LOCATION:HOME - NEWS - Trade Dynamics

OEC forecast: global exports to the US could plunge 46 %—which industries would be hit hardest?

Issuing time:2025-07-30 Author: Back to list

       Following the new trade deal struck between the United States and the European Union, global exports to the U.S. could be cut in half. President Donald Trump has announced a 15 % tariff on most European goods entering the United States, including automobiles. According to projections from the Observatory of Economic Complexity (OEC) tariff simulator, by 2027 global exports to the U.S. will fall more than 46 % below the average of the past three years—a drop of roughly US$2.68 trillion. Conversely, U.S. exports to the rest of the world are expected to rise 12 % above the same three-year average, an increase of about US$1.59 trillion.

       The projection is based on an extended gravity model designed to estimate how the U.S.–EU trade deal will reshape global trade flows. It does not incorporate the sweeping tariff increases set to take effect on 1 August.

       “When the U.S. imposes tariffs on the rest of the world, the rest of the world does not impose tariffs on each other,” notes César Hidalgo, professor of economics at the Toulouse School of Economics, director of the Center of Collective Learning, and founder of Datawheel—the developer of the OEC tariff simulator.

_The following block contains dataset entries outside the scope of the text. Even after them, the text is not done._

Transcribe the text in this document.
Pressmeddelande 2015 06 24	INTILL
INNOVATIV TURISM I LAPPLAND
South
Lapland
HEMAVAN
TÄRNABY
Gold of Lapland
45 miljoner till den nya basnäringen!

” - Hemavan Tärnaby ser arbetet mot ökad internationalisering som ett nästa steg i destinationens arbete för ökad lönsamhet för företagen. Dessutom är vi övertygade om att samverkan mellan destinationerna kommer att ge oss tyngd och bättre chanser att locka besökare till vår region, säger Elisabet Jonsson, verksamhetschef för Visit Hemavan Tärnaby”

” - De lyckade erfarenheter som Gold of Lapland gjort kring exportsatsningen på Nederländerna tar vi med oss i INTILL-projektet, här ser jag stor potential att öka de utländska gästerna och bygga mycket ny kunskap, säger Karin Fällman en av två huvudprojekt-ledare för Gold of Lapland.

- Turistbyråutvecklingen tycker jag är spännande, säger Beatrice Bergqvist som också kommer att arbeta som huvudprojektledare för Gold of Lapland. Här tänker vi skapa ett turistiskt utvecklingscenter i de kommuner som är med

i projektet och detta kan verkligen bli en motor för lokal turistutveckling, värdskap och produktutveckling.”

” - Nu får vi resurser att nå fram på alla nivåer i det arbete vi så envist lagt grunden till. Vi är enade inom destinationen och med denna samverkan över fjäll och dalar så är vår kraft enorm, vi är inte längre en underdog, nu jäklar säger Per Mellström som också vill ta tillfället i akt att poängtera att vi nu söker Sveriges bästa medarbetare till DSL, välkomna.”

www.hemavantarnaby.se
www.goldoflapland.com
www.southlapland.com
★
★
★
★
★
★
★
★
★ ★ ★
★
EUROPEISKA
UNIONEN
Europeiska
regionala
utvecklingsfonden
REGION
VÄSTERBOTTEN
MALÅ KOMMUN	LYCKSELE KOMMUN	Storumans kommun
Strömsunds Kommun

       “The key point,” he adds, “is that in many similar cases countries naturally reorient their trade away from the U.S. This is true for most nations, except Mexico and Canada, whose ties to the U.S. are too tight to allow rapid adjustment.”

       Using Germany as an example, Hidalgo explains: without new tariffs, German exports to the U.S. were projected to rise from US$133 billion in 2023 to US$155 billion in 2027. With a 15 % tariff, that figure is expected to reach only US$149 billion in 2027.

       Under the 15 % tariff scenario, the simulator forecasts larger U.S. imports from the United Kingdom (+US$22.5 billion), France (+US$10.2 billion) and Spain (+US$5.65 billion), while purchases from China (-US$485 billion), Canada (-US$300 billion) and Mexico (-US$238 billion) shrink.

       With China sending far less to the U.S., the model expects China to import more from Russia (+US$70 billion), Vietnam (+US$34.4 billion) and Saudi Arabia (+US$28 billion) than from the United States. Chinese imports from the U.S. are projected to fall by US$101 billion.

       Logistics experts have warned for months that even rates below April’s proposed reciprocal levels would keep prices high. Layered tariffs will push import prices even higher, prompting firms to cut shipment volumes. Retail executives say this will narrow the variety of goods on U.S. shelves—something American consumers have long taken for granted.

       Andrew Abbott, CEO of Atlantic Container Line, says the final tariff numbers will be decisive for many European shippers.

     “We’ve seen ocean orders for high-value products—construction equipment, agricultural machinery, aerospace equipment, transformers—placed on hold,” Abbott notes. “A U.S. customer buying a US$300,000 machine could face US$90,000 in tariffs, so some companies are waiting for the final rates. Meanwhile, importers of lower-value goods are still placing orders.”


  Which sectors will be hit hardest?  

       According to trade data compiled and analyzed by OEC, bills of lading—which list detailed product and company information—show that IKEA is the single largest EU exporter to the United States, accounting for 28 % of the total. It is followed by Southern Glazer’s Wine and Spirits (9 %), Continental Tire (4 %), Bosch (4 %), Dole Food Company (3 %), and Diageo (2.3 %).

       Among product categories, furniture tops EU exports to the U.S. at 11 %, followed by rubber tires (7 %), bedspreads (6 %), and wine (5 %).